A Personal Finance Guide to Home Refinancing
Preparing to Refinance
To maximize the benefit you get from your refinance, consider preparing both yourself and your home for the process. While a refi may be less stringent than getting a purchase mortgage, your lender will usually scrutinize your income, your expenses and your credit. “Your credit score can impact your interest rate and how much you can borrow,” explains Sacramento-area mortgage banker Mark Van Biber. “The same basic good financial practices that helped you buy your house will help you refinance it. If you need help cleaning things up, talk to your mortgage banker.”
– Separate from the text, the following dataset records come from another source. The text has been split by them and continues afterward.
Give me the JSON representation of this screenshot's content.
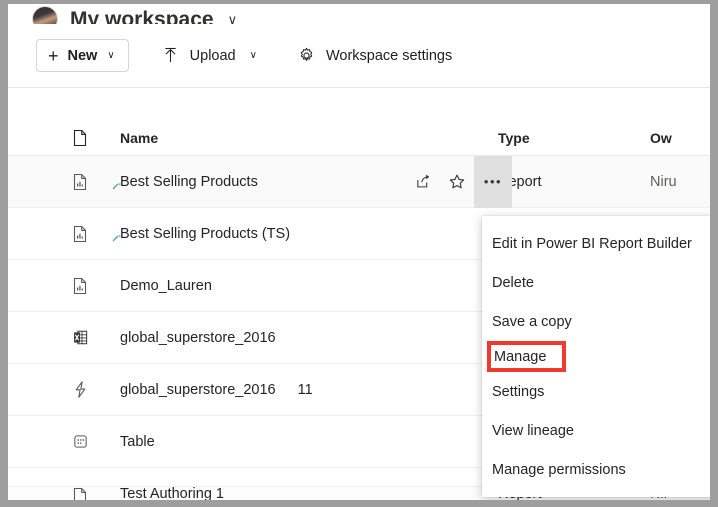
{
  "workspace": {
    "title": "My workspace",
    "chevron": "∨",
    "avatar_label": "user-avatar"
  },
  "commandbar": {
    "new_button": {
      "label": "New",
      "plus": "+",
      "chevron": "∨"
    },
    "upload": {
      "label": "Upload",
      "chevron": "∨",
      "icon": "upload-icon"
    },
    "workspace_settings": {
      "label": "Workspace settings",
      "icon": "gear-icon"
    }
  },
  "list": {
    "headers": {
      "icon_col": "file-type-icon",
      "name": "Name",
      "type": "Type",
      "owner": "Ow"
    },
    "rows": [
      {
        "name": "Best Selling Products",
        "icon": "paginated-report-icon",
        "endorsed": true,
        "count": "",
        "type": "Report",
        "owner": "Niru",
        "active": true,
        "actions": {
          "share": "share-icon",
          "favorite": "star-icon",
          "more": "•••"
        }
      },
      {
        "name": "Best Selling Products (TS)",
        "icon": "paginated-report-icon",
        "endorsed": true,
        "count": "",
        "type": "",
        "owner": "",
        "active": false
      },
      {
        "name": "Demo_Lauren",
        "icon": "paginated-report-icon",
        "endorsed": false,
        "count": "",
        "type": "",
        "owner": "",
        "active": false
      },
      {
        "name": "global_superstore_2016",
        "icon": "excel-workbook-icon",
        "endorsed": false,
        "count": "",
        "type": "",
        "owner": "",
        "active": false
      },
      {
        "name": "global_superstore_2016",
        "icon": "dataflow-icon",
        "endorsed": false,
        "count": "11",
        "type": "",
        "owner": "",
        "active": false
      },
      {
        "name": "Table",
        "icon": "dataset-icon",
        "endorsed": false,
        "count": "",
        "type": "",
        "owner": "",
        "active": false
      }
    ],
    "clipped_row": {
      "name": "Test Authoring 1",
      "icon": "paginated-report-icon",
      "type": "Report",
      "owner": "Nir"
    }
  },
  "context_menu": {
    "items": [
      {
        "label": "Edit in Power BI Report Builder",
        "highlighted": false
      },
      {
        "label": "Delete",
        "highlighted": false
      },
      {
        "label": "Save a copy",
        "highlighted": false
      },
      {
        "label": "Manage",
        "highlighted": true
      },
      {
        "label": "Settings",
        "highlighted": false
      },
      {
        "label": "View lineage",
        "highlighted": false
      },
      {
        "label": "Manage permissions",
        "highlighted": false
      }
    ]
  },
  "colors": {
    "highlight_box": "#f03a2e",
    "endorsement_badge": "#4fa9a3",
    "frame": "#9e9e9e",
    "active_cell": "#e0e0e0",
    "excel_green": "#217346"
  }
}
Many refinance mortgages require an appraisal to establish the value of your house. The higher your appraised value, the more you can borrow, which makes the appraisal particularly important if you're looking to pull cash out of your house. “Appraisers are professionals, but they're also human, which means that they can be influenced,” explains Van Biber. You might not be able to increase your house's value by cleaning its interior and exterior, sprucing up your landscaping and fixing any glaring cosmetic issues like a hanging roof gutter or broken window, but you'll reduce the risk that the appraiser reduces your value for the perception that your house is poorly maintained. Preparing a list of all of the improvements that you made to your house will also help your appraiser to squeeze as much value out of it as possible.
Refinancing can lower your payments in two ways. The first occurs if you can lower your interest rate. For example, going from a 6.25 percent to 4.5 percent on 30-year $200,000 mortgage will lower your monthly principal and interest payment from $1,231 to $1,013. The second occurs if you pay your loan down. If you take out a 6.25 percent 30-year $200,000 mortgage and pay on it for ten years, you'll only owe $168,475 at the end of the period. Refinancing that lower amount at the same 6.25 percent rate will lower your payment to $1,037. If you can also refinance that lower amount at the lower 4.5 percent rate, your payment will go down to $853.64.
Taking Out Cash
“Refinancing to take out cash is a great idea. It's also an awful idea,” says Van Biber. If you have equity in your house, a cash-out refi usually lets you tap into that money at a low interest rate. However, you'll have to pay off the loan over the life of your mortgage. Pulling out money to improve your home by making an addition or doing a major remodel is frequently wise, especially since you are also increasing your home's value. On the other hand, while doing a cash-out refi to pay off credit cards might save you money, if you run your credit cards back up, you could end up digging yourself into a deeper financial hole: you now have a higher mortgage payment and you still have credit card payments. “Before you pull cash out, ask yourself this: Do I want to be paying for this 29 years from now?” advises Van Biber.
The One Drawback
Refinancing has one drawback, though. “When you refinance, you're starting the process of paying down your mortgage all over again,” points out Van Biber. In the above example, if you refinanced your 30 year loan after 10 years into another 30 year loan, you'd end up making 40 years' worth of payments. Furthermore, he adds, “Mortgages are front-loaded with interest, so you don't pay that much off in the beginning." With a 30-year loan, you make a third of the payments in the first 10 years, but you pay off only about one-sixth of the balance.
There's a way that you can refinance and avoid this problem. “Why not refinance into a shorter term-loan?” asks Van Biber. You might not save as much money every month if you refinance your 30-year loan into a 20-year loan, but you can still save money, and you'll shave years of payments off your mortgage. Even better, shorter-term loans usually qualify for a lower interest rate.